I have no idea what data you are using or how you are choosing their supposed population distributions. Maybe a demonstration where the Kolmogorov-Smirnov test in R does work will be helpful.

Suppose use R to take a sample of size $n = 100$ from a population known to be $\mathsf{Norm}(mu = 100, \sigma = 15).$ Then I use the K-S test to see if the data match their parent distribution. Then the K-S test does not reject the null hypothesis that the data are distributed as $\mathsf{Norm}(mu = 100, \sigma = 15).$

set.seed(527)
x = rnorm(100, 100, 15)
ks.test(x, "pnorm", 100, 15)

        One-sample Kolmogorov-Smirnov test

data:  x
D = 0.10263, p-value = 0.2428
alternative hypothesis: two-sided

Now suppose I generate a random sample of size 200 from $\mathsf{Exp}(\lambda = 0.01),$ which has mean 100 and standard deviation 100. Then I do a K-S test to see if the data are consistent with a normal distribution with $\mu = \sigma = 100.$

set.seed(2020)
y = rexp(200, 0.01)
ks.test(y, "pnorm", 100, 100)

        One-sample Kolmogorov-Smirnov test

data:  y
D = 0.15885, p-value = 8.266e-05
alternative hypothesis: two-sided

The null hypothesis that the data are from $\mathsf{Norm}(100,100)$ is rejected with a tiny P-value. The mean and variance are correct, but the K-S test detects that the shape of the distribution is wrong. However, a K-S test that the data are from $\mathsf{Exp}(0.01)$ is not rejected:

ks.test(y, "pexp", .01)$p.val
[1] 0.3032855

The K-S test works by comparing the empirical CDF (ECDF) of the sample with the CDF of the hypothetical distribution. An ECDF of continuous data is a step-function that increases by $1/n$ at each (sorted) observation.

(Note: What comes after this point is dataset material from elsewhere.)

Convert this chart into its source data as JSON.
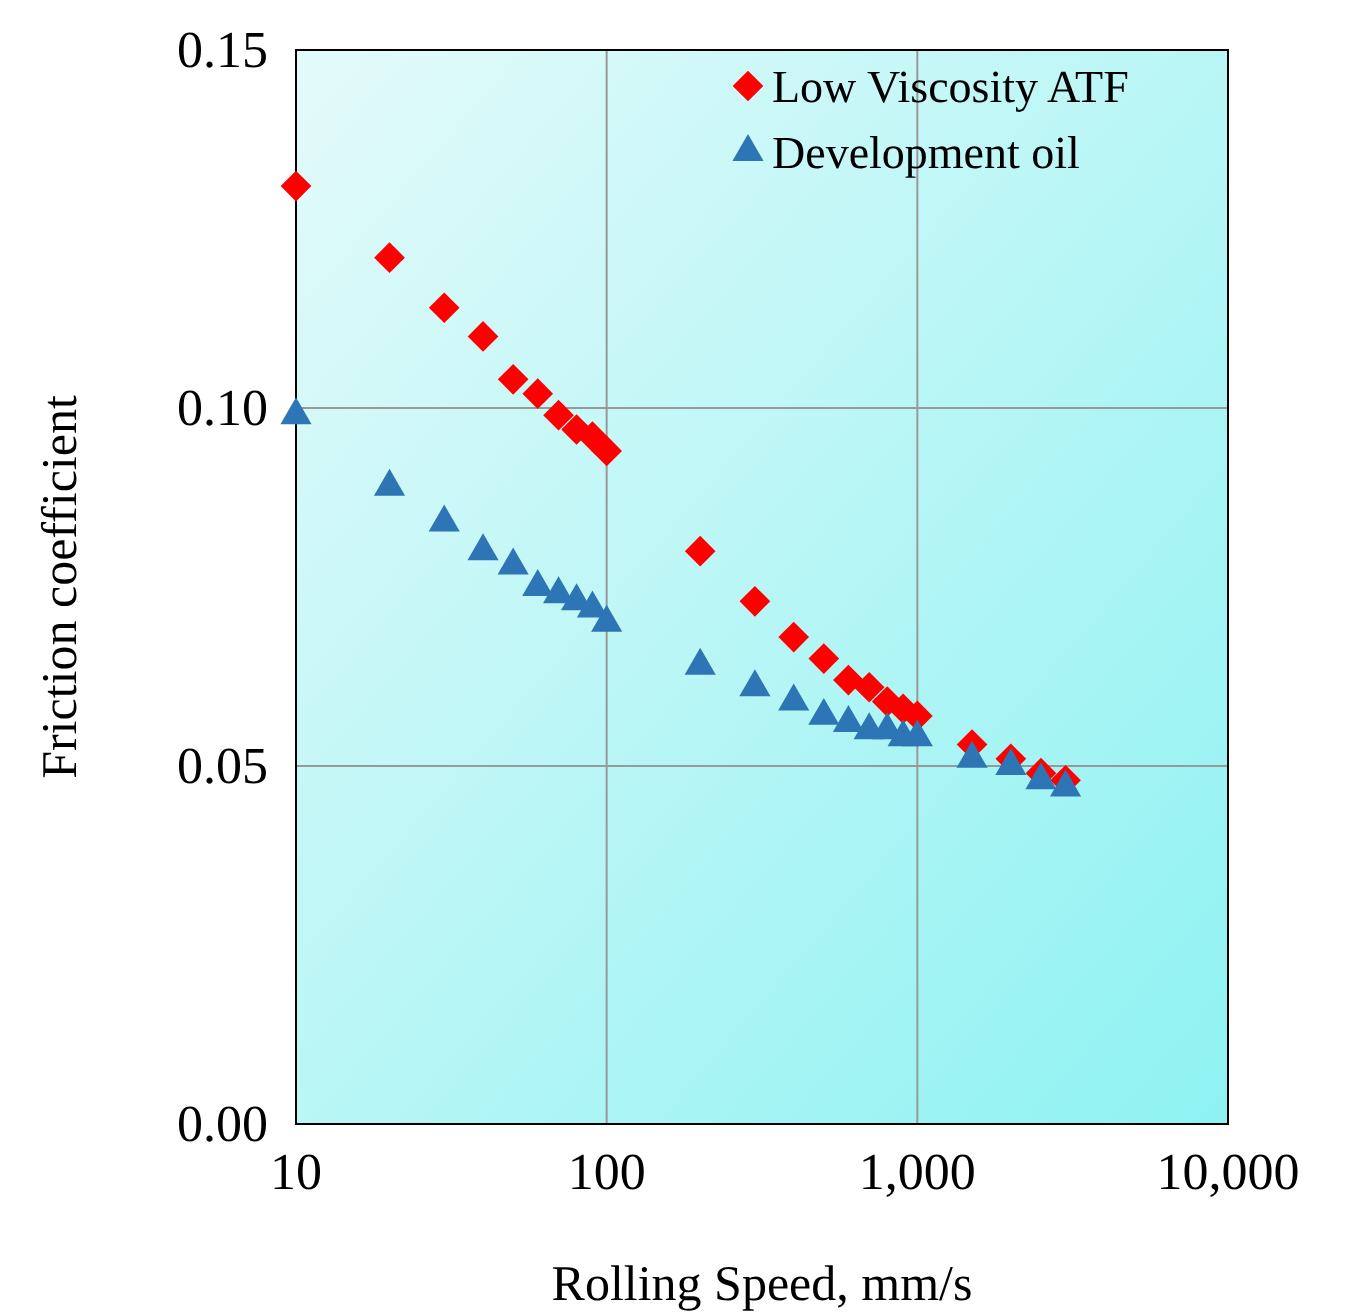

In the plot below, the heavy dots show the ECDF of the sample. The heavy blue curve is the CDF of $\mathsf{Exp}(0.01),$ which matches the ECDF pretty well. But the CDF of $\mathsf{Norm}(100,100)$ (broken red curve) is a poor match.

plot(ecdf(y))
  curve(pexp(x,.01), add=T, col="blue", lwd=2)
  curve(pnorm(x,100,100), add=T, col="red", lwd=2)

The $D$-statistic of the K-S test is the largest vertical distance between the sample ECDF and the hypothetical CDF.